Latest revision as of 19:42, 27 June 2017

It is useful to have a list of code differences between illumos and other platforms. Please separate changes that are trivially portable to other platforms (mainly illumos) from those that are not. Also, please include information on the rationale for each change.

ZFS on Linux

Platform independent (portable)

  • Converted large stack allocations to dynamic allocations
    • Linux has an 8KB stack in comparison to illumos' luxurious 24KB stacks.
  • Constify structures containing function pointers
    • The PaX effort to harden the Linux kernel considers writeable function pointers to be potential exploit targets. They modified the Linux kernel build system to report these as section mismatches. Function pointers were constified as a result.
  • Switched various allocations from KM_SLEEP to KM_PUSHPAGE
    • These were found to occur in code paths critical to swap on zvols. Swap on zvols would readily deadlock until they were changed.
  • Drive Identifier database
    • This belongs in a different layer, but we do not have have the option of modifying the kernel itself, especially older ones. The database can be ported to illumos' sd.conf without little difficulty. Entries can also be ported to a similar database in FreeBSD (although not in the reverse direction).
  • -o ashift= in zpool create/attach/replace commands
    • The sector size determines ashift at vdev creation. This is a manual override that permits the system administrator to workaround drives that lie with relative ease. It complements the drive database.
  • SA based xattrs
    • Improves get/set performance for small xattr values.
    • This would have resulted in a ZFS version change had it been imported into Open Solaris before the project was discontinued. It is off by default.
  • Better queuing of read IOs to leaves of mirror vdevs
    • Improves throughput and IOPS on mirrored vdevs
  • FASTWRITE algorithm
    • Greedy selection of least busy top-level vdev when queuing writes. Improves IOPS performance.
    • Patch being tested to remove mc_fastwrite_lock.

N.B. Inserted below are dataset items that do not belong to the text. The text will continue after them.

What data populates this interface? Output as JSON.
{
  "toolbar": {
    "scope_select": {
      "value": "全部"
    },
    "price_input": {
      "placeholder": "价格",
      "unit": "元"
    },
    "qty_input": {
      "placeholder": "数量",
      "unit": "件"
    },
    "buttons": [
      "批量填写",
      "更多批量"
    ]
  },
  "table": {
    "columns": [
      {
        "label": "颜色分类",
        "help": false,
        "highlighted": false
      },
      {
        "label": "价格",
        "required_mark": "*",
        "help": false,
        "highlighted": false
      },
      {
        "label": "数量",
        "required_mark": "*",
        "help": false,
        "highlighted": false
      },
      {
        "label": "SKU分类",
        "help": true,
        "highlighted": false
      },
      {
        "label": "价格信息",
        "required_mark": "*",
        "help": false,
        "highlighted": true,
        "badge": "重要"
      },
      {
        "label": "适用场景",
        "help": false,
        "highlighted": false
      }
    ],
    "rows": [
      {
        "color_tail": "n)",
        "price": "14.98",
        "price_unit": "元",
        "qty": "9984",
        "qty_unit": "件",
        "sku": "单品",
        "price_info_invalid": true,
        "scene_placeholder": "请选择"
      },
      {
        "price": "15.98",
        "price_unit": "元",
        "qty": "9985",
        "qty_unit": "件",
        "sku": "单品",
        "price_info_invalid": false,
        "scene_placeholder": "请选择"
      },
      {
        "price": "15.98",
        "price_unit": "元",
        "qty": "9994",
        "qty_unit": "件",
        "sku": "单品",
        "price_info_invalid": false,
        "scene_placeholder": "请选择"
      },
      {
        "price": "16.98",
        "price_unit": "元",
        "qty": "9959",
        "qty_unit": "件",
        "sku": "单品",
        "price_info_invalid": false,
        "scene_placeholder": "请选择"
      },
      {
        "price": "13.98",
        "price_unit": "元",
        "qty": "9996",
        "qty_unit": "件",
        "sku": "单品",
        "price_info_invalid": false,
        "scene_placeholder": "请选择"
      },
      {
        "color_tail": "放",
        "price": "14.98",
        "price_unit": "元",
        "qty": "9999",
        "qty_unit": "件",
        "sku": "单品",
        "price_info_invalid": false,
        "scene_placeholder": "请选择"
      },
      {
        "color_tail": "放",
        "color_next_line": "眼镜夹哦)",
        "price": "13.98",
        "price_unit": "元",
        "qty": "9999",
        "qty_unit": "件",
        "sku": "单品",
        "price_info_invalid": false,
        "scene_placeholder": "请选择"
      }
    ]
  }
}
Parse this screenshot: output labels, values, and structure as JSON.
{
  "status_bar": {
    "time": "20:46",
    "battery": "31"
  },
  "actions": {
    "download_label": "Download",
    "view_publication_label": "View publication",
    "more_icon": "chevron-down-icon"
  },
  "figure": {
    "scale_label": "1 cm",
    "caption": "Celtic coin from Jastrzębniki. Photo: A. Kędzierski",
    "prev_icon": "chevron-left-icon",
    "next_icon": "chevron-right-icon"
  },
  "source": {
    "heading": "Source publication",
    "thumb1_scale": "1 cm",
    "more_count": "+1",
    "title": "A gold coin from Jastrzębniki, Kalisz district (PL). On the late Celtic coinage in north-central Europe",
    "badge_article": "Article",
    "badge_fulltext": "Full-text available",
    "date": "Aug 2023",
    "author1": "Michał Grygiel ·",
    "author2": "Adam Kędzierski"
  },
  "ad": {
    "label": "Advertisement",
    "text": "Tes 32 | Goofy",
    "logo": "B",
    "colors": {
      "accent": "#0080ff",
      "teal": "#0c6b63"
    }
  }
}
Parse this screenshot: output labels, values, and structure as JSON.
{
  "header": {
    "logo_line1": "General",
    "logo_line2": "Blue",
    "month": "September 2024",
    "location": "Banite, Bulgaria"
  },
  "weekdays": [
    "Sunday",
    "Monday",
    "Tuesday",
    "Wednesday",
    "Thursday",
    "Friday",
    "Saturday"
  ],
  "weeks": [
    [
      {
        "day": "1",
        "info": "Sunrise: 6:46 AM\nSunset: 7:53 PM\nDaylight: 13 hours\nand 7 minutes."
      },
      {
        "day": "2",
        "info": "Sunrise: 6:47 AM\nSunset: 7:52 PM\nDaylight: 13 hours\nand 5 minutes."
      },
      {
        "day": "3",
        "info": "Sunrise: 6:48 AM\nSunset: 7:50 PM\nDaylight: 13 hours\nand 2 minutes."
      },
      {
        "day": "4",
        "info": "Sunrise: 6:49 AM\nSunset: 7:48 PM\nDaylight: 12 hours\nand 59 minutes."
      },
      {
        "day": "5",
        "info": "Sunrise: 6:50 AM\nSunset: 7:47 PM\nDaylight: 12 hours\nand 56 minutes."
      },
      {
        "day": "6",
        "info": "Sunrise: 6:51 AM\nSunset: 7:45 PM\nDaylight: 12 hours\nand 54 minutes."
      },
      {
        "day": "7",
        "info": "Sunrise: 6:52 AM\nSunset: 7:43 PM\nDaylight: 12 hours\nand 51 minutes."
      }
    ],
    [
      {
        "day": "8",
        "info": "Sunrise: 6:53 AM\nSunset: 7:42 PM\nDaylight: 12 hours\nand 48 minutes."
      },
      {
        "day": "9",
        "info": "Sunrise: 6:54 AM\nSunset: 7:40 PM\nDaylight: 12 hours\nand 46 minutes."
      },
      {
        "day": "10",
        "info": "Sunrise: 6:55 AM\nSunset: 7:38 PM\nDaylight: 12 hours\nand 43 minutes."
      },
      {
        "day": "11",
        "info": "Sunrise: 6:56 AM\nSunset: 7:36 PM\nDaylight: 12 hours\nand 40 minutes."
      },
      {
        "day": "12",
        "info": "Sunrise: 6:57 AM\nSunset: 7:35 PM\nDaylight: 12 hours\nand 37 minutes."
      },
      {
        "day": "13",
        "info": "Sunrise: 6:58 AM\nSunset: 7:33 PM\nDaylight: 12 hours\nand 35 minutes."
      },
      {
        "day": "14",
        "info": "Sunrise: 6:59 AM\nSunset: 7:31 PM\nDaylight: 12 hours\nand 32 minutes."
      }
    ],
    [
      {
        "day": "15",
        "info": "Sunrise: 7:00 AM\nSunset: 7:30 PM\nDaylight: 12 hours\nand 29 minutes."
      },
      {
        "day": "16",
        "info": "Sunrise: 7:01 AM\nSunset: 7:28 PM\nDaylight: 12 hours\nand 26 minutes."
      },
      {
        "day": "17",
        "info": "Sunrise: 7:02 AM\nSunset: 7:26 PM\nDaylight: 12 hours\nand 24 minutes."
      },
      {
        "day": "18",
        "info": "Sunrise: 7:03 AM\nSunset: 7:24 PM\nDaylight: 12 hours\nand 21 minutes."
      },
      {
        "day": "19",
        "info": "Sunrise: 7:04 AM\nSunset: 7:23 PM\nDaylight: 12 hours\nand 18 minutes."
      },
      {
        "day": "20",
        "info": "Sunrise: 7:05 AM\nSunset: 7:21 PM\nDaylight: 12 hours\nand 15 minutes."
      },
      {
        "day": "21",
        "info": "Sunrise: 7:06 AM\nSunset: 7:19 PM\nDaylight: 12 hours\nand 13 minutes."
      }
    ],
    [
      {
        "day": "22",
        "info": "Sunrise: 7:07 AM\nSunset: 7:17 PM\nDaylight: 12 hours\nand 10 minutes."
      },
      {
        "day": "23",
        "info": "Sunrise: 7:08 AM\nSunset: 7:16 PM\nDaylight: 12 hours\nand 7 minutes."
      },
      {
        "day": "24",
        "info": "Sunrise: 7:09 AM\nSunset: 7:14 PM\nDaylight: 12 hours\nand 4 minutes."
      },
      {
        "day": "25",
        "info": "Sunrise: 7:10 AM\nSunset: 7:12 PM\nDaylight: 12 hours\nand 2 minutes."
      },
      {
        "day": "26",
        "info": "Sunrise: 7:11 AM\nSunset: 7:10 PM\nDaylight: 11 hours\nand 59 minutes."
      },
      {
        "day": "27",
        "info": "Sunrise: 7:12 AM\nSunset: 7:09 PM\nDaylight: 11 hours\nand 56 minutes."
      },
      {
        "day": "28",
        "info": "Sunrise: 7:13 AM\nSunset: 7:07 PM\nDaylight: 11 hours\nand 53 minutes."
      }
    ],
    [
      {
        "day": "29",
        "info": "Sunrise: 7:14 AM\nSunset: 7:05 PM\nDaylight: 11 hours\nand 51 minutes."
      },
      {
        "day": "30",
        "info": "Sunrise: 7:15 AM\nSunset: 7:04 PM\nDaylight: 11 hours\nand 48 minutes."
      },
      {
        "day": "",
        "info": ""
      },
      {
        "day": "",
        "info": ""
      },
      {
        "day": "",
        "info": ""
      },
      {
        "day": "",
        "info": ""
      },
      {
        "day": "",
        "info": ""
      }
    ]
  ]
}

Platform specific (non-portable)

  • Autotools build system
    • This could be adapted to other platforms, but the current code is extremely Linux-specific.
  • ZPIOS
    • Benchmark designed to exercise the the ZFS Transaction Object Layer
    • This could be adapted to other platforms with a rewrite to use illumos interfaces.
  • ZFS POSIX Layer
    • Linux VFS hooks that attempt to wrap the functions (zfs_vnops.c) used on illumos.
  • ZVOL code
    • A roughly 90% rewrite for Linux. Very little code shared with illumos.
  • PF_NOFS thread flag
    • A thread specific flag to indicate that we are in a path that might involve swap. Implemented in compatibility layer.
    • KM_SLEEP allocations made in the presence of PF_NOFS will be converted to KM_PUSHPAGE. A stack trace is also printed to dmesg.
  • cv_wait_io()
    • Compatibility layer extension to hook into Linux's I/O time accounting infrastructure. Otherwise identical to cv_wait().

OpenZFS on OS X

  • Mostly based on ZFS on Linux
    • Clone of source tree
    • Uses ZFS on Linux autoconf
  • Prefers clang or llvm-gcc for kernel module
    • IOKit kernel module requires C++ (strip Linux's variables named private)
  • All UIO operations are kernel API calls. (uio_create() / uio_setoffset() ... ) the struct is opaque
  • zfs_vnops.c, zfs_vfops.c, zfs_acl.c, zfs_znode.c, zfs_fuid.c are FreeBSD based with OS X wrappers in zfs_vnops_osx.c
  • vnode_t is defined as struct vnode * on OS X, so most variables are now defined as struct vnode *vp
    • All vnode operations have API calls (vnode_fsnode(vp) == vp->v_data). the struct is opaque
  • zvols are mostly untouched from FreeBSD, but calls wrappers to IOKit C++ layer
  • vnode_create needs ALL information at call time (vtype, private ptr (znode), vnode_ops), can not pre-alloc like FreeBSD
    • vnode_create can call both reclaim and fdsync causing locking issues. OS X port attaches vnode ptr after VNOP's dmu_tx_commit is called to ensure no ZFS locks are held entering the VFS layer.

OSv

  • Based on FreeBSD ZFS
  • Removes jail and geom support
  • vfs integration (ZPL) modified for OSv
  • Thread-local support uses __thread